There was no word in the article as to how the bill’s expected to do, though it says Nelson is a member of the Senate Finance committee, which will be up first to hear the bill.There is no need to wait with bated breath to learn of the bill’s fate. At least two other non-governmental organizations have already created just such a thing.
This blog post is perhaps the first time Google has ever been referred to as an NGO, but there it is. The company that’s more entrenched in our lives than any other in the world has launched a Data Visualization Challenge using the data from the comprehensive but virtually unnavigable website, WhatWePayFor.com. On the site, one can enter their gross income and filing status and see to the penny what amounts were spent on what programs. The information’s all there, it’s just 134 pages’ worth of clunky, hence the Google challenge.
Much more manageable is the conservative think tank Third Way’s Your Federal Tax Receipt calculator. There’s a lot less to it — defense is all lumped into Defense — but it let’s you get angry a lot quicker.

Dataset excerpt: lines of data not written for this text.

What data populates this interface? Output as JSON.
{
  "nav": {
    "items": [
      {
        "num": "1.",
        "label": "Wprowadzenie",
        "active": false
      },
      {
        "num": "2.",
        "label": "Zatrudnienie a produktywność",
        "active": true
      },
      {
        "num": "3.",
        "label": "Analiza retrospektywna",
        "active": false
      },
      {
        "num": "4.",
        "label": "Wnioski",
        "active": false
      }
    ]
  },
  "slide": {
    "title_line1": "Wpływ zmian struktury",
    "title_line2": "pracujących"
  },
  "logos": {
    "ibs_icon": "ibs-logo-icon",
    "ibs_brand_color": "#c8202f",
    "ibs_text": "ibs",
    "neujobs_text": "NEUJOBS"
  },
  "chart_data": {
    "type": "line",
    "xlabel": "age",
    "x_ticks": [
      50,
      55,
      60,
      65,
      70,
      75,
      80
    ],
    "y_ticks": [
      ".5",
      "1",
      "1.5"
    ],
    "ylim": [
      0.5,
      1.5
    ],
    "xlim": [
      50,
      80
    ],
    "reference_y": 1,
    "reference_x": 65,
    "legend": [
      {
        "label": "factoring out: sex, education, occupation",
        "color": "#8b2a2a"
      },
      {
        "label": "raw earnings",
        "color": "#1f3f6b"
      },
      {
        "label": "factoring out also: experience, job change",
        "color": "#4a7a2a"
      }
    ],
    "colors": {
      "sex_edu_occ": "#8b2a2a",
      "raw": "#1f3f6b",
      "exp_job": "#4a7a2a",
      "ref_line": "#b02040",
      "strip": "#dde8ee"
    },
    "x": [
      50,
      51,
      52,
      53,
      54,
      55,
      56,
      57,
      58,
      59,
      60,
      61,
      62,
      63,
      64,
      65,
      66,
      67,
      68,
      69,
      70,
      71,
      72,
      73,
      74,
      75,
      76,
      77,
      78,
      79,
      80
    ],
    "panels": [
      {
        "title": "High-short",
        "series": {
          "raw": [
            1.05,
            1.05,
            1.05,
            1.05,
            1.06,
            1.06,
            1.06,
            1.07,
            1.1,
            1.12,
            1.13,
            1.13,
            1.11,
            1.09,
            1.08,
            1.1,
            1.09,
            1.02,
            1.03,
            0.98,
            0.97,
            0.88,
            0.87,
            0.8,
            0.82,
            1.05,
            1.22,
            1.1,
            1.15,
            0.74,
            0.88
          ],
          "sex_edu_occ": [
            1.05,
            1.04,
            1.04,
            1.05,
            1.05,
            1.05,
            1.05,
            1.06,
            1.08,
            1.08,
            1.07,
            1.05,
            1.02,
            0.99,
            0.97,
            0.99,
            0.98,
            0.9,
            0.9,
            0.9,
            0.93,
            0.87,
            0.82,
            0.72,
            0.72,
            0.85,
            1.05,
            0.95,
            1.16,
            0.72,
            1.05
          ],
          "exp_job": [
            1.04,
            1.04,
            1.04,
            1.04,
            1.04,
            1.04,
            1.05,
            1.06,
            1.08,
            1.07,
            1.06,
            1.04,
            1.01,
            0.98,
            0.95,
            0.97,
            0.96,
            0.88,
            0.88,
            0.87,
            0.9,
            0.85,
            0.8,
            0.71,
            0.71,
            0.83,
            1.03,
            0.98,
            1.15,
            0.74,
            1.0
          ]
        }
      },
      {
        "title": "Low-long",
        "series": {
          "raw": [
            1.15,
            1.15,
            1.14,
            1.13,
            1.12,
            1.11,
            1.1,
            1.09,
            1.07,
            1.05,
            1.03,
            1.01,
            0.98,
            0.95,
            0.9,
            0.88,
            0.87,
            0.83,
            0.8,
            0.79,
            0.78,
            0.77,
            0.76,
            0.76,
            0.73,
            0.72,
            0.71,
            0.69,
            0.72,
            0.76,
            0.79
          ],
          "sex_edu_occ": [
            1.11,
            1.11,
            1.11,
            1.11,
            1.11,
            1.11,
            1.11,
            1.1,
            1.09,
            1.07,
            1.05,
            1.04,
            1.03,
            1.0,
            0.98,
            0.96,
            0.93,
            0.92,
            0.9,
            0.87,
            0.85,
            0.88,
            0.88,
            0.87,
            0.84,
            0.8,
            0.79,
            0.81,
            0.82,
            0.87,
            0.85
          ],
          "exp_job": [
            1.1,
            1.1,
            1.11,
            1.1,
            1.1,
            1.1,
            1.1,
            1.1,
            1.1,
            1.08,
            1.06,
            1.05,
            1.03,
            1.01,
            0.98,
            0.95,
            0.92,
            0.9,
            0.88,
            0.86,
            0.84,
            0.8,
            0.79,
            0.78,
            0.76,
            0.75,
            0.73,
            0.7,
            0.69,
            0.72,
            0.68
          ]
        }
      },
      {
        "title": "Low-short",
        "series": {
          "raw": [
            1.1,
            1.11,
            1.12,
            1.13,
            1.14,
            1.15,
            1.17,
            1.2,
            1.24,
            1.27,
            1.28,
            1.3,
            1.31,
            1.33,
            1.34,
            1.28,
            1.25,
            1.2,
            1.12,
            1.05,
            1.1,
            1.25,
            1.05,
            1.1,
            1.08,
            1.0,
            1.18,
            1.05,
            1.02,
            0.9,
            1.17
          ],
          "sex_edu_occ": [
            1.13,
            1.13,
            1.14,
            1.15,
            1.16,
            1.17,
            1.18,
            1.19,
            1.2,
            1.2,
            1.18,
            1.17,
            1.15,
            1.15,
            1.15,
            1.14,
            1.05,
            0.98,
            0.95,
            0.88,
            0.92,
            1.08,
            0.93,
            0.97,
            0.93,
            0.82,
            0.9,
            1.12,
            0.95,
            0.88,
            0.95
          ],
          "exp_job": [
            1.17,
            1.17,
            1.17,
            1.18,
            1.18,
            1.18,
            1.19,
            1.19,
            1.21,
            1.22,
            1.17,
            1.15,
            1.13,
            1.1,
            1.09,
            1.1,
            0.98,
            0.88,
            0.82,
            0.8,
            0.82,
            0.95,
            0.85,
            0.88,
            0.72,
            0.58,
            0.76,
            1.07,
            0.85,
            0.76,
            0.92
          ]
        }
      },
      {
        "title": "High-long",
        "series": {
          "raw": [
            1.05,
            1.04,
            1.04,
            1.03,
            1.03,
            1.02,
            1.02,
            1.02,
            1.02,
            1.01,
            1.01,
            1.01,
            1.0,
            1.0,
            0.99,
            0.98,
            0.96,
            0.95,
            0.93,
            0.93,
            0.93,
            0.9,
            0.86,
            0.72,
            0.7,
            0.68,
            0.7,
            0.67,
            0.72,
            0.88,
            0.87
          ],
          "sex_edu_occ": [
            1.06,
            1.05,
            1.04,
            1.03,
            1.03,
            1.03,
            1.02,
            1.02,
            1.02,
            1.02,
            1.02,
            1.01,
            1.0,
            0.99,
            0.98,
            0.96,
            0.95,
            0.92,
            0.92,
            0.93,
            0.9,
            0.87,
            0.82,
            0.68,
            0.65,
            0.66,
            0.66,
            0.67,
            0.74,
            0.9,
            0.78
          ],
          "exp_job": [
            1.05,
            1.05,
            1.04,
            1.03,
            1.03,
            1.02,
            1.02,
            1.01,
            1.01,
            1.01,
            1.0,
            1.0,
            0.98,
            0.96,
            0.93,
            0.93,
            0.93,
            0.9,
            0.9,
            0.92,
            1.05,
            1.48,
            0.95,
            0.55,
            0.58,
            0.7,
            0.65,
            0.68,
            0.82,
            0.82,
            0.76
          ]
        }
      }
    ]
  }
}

You can see how much bigger the $2,645.28 of your taxes that went toward paying interest on the national debt looks compared to the $29.48 of it that went to arts and culture. You can also see the money that the government’s making and how much of your taxes go to keeping Fannie Mae and Freddie Mac alone afloat (it’s ten times what you chipped into for the arts). As a bonus, there’s also the amount of the national debt that belongs to you ($48,382) and how much it increased since the previous year ($5,768).
A PBS post on the Tax Receipt calculator has a great quote from one of Third Way’s members: “This brings [the budget] down to numbers you’re really used to – relative to the cost of a Subway sandwich.”
You have been getting a little tubby lately, dummy.